如果無論出於何種原因,該選項不可用,並且如果您不希望按照Gordon的答案使用遞歸,則可以使用計數表方法來替換您的值。
您將需要測試,雖然每個值執行的for xml的性能...
假設你有Tag替換值表:
create table TagReplacementTable(Tag nvarchar(50), Replacement nvarchar(50));
insert into TagReplacementTable values('[test]',999)
,('[length]',75)
,('[height]',20)
,('[other length]',40)
,('[other height]',50);
您可以創建一個內嵌表功能將通過您的Descriptions工作,並使用TagReplacementTable作爲參考刪除替換必要的部件:
create function dbo.Tag_Replace(@str nvarchar(4000)
,@tagstart nvarchar(1)
,@tagend nvarchar(1)
)
returns table
as
return
(
with n(n) as (select n from (values(1),(1),(1),(1),(1),(1),(1),(1),(1),(1)) n(n))
-- Select the same number of rows as characters in @str as incremental row numbers.
-- Cross joins increase exponentially to a max possible 10,000 rows to cover largest @str length.
,t(t) as (select top (select len(@str) a) row_number() over (order by (select null)) from n n1,n n2,n n3,n n4)
-- Return the position of every value that starts or ends a part of the description.
-- This will be the first character (t='f'), the start of any tag (t='s') and the end of any tag (t='e').
,s(s,t) as (select 1, 'f'
union all select t+1, 's' from t where substring(@str,t,1) = @tagstart
union all select t+1, 'e' from t where substring(@str,t,1) = @tagend
)
-- Return the start and length of every value, to use in the SUBSTRING function.
-- ISNULL/NULLIF combo handles the last value where there is no delimiter at the end of the string.
-- Using the t value we can determine which CHARINDEX to look for.
,l(t,s,l) as (select t,s,isnull(nullif(charindex(case t when 'f' then @tagstart when 's' then @tagend when 'e' then @tagstart end,@str,s),0)-s,4000) from s)
-- Each element of the string is returned in an ordered list along with its t value.
-- Where this t value is 's' this means the value is a tag, so append the start and end identifiers and join to the TagReplacementTable.
-- Where no replacement is found, simply return the part of the Description.
-- Finally, concatenate into one string value.
select (select isnull(r.Replacement,k.Item)

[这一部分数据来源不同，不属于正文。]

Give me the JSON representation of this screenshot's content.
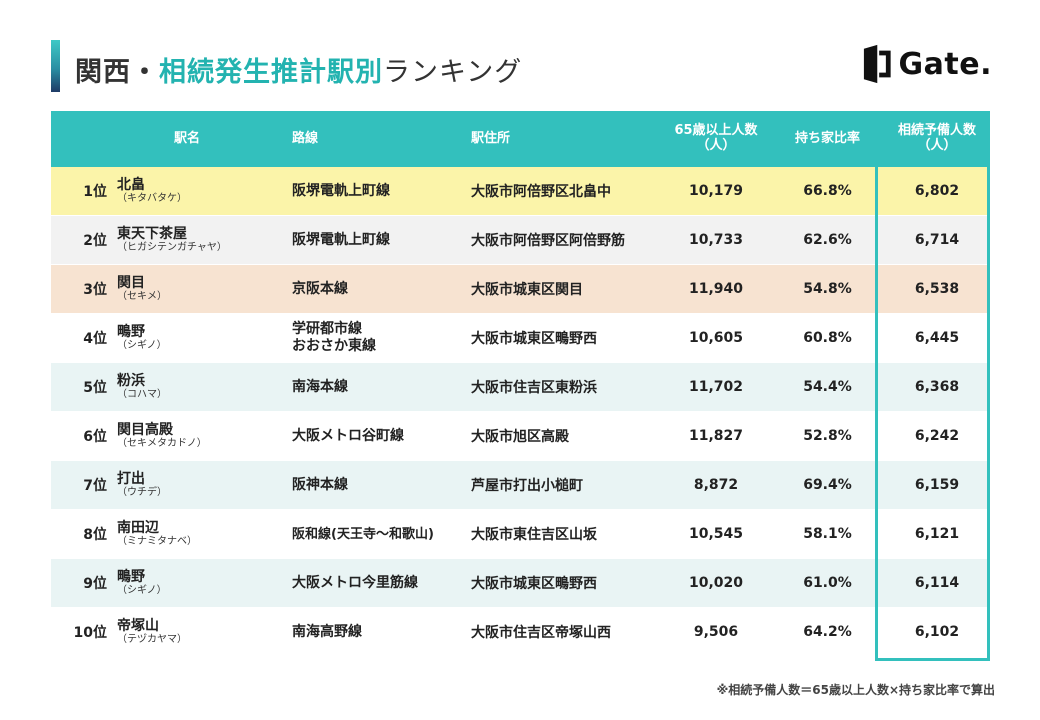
{
  "header": {
    "title_part1": "関西・",
    "title_part2": "相続発生推計駅別",
    "title_part3": "ランキング",
    "logo_text": "Gate."
  },
  "colors": {
    "accent": "#33c0bd",
    "highlight_yellow": "#fbf4a9",
    "highlight_peach": "#f7e3d1"
  },
  "table": {
    "columns": {
      "station": "駅名",
      "line": "路線",
      "address": "駅住所",
      "elderly_line1": "65歳以上人数",
      "elderly_line2": "（人）",
      "ownership": "持ち家比率",
      "candidates_line1": "相続予備人数",
      "candidates_line2": "（人）"
    },
    "rows": [
      {
        "rank": "1位",
        "name": "北畠",
        "kana": "（キタバタケ）",
        "line1": "阪堺電軌上町線",
        "line2": "",
        "address": "大阪市阿倍野区北畠中",
        "elderly": "10,179",
        "ownership": "66.8%",
        "candidates": "6,802"
      },
      {
        "rank": "2位",
        "name": "東天下茶屋",
        "kana": "（ヒガシテンガチャヤ）",
        "line1": "阪堺電軌上町線",
        "line2": "",
        "address": "大阪市阿倍野区阿倍野筋",
        "elderly": "10,733",
        "ownership": "62.6%",
        "candidates": "6,714"
      },
      {
        "rank": "3位",
        "name": "関目",
        "kana": "（セキメ）",
        "line1": "京阪本線",
        "line2": "",
        "address": "大阪市城東区関目",
        "elderly": "11,940",
        "ownership": "54.8%",
        "candidates": "6,538"
      },
      {
        "rank": "4位",
        "name": "鴫野",
        "kana": "（シギノ）",
        "line1": "学研都市線",
        "line2": "おおさか東線",
        "address": "大阪市城東区鴫野西",
        "elderly": "10,605",
        "ownership": "60.8%",
        "candidates": "6,445"
      },
      {
        "rank": "5位",
        "name": "粉浜",
        "kana": "（コハマ）",
        "line1": "南海本線",
        "line2": "",
        "address": "大阪市住吉区東粉浜",
        "elderly": "11,702",
        "ownership": "54.4%",
        "candidates": "6,368"
      },
      {
        "rank": "6位",
        "name": "関目高殿",
        "kana": "（セキメタカドノ）",
        "line1": "大阪メトロ谷町線",
        "line2": "",
        "address": "大阪市旭区高殿",
        "elderly": "11,827",
        "ownership": "52.8%",
        "candidates": "6,242"
      },
      {
        "rank": "7位",
        "name": "打出",
        "kana": "（ウチデ）",
        "line1": "阪神本線",
        "line2": "",
        "address": "芦屋市打出小槌町",
        "elderly": "8,872",
        "ownership": "69.4%",
        "candidates": "6,159"
      },
      {
        "rank": "8位",
        "name": "南田辺",
        "kana": "（ミナミタナベ）",
        "line1": "阪和線(天王寺～和歌山)",
        "line2": "",
        "address": "大阪市東住吉区山坂",
        "elderly": "10,545",
        "ownership": "58.1%",
        "candidates": "6,121"
      },
      {
        "rank": "9位",
        "name": "鴫野",
        "kana": "（シギノ）",
        "line1": "大阪メトロ今里筋線",
        "line2": "",
        "address": "大阪市城東区鴫野西",
        "elderly": "10,020",
        "ownership": "61.0%",
        "candidates": "6,114"
      },
      {
        "rank": "10位",
        "name": "帝塚山",
        "kana": "（テヅカヤマ）",
        "line1": "南海高野線",
        "line2": "",
        "address": "大阪市住吉区帝塚山西",
        "elderly": "9,506",
        "ownership": "64.2%",
        "candidates": "6,102"
      }
    ]
  },
  "footnote": "※相続予備人数＝65歳以上人数×持ち家比率で算出"
}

from(select row_number() over(order by s) as ItemNumber
,case when l.t = 's' then '[' else '' end
+ substring(@str,s,l)
+ case when l.t = 's' then ']' else '' end as Item
,t
from l
) k
left join TagReplacementTable r
on(k.Item = r.Tag)
order by k.ItemNumber
for xml path('')
) as NewString
);
然後outer apply到函數的結果做你所有Description值替換:
declare @t table (Descr nvarchar(100));
insert into @t values('This is [length] ft. long and [height] ft. high'),('[test] This is [other length] ft. long and [other height] ft. high');
select *
from @t t
outer apply dbo.Tag_Replace(t.Descr,'[',']') r;
輸出:
+--------------------------------------------------------------------+-----------------------------------------+
| Descr | NewString |
+--------------------------------------------------------------------+-----------------------------------------+
| This is [length] ft. long and [height] ft. high | This is 75 ft. long and 20 ft. high |
| [test] This is [other length] ft. long and [other height] ft. high | 999 This is 40 ft. long and 50 ft. high |
+--------------------------------------------------------------------+-----------------------------------------+
我不會通過一個單獨的字符串迭代,而是運行更新在整個字符串列上。我不確定這是否是您的意圖,但這一次比一個字符串快得多。
測試數據:
Create TABLE #strs (mystr VARCHAR(MAX))
Create TABLE #rpls (i INT IDENTITY(1,1) NOT NULL, src VARCHAR(MAX) , Trg VARCHAR(MAX))
INSERT INTO #strs
(mystr)
SELECT 'hello ##color## world'
UNION ALL SELECT 'see jack ##verboftheday##! ##verboftheday## Jack, ##verboftheday##!'
UNION ALL SELECT 'on ##Date##, the ##color## StockMarket was ##MarketDirection##!'
INSERT INTO #rpls (src ,Trg)
SELECT '##Color##', 'Blue'
UNION SELECT ALL '##verboftheday##' , 'run'
UNION SELECT ALL '##Date##' , CONVERT(VARCHAR(MAX), GETDATE(), 9)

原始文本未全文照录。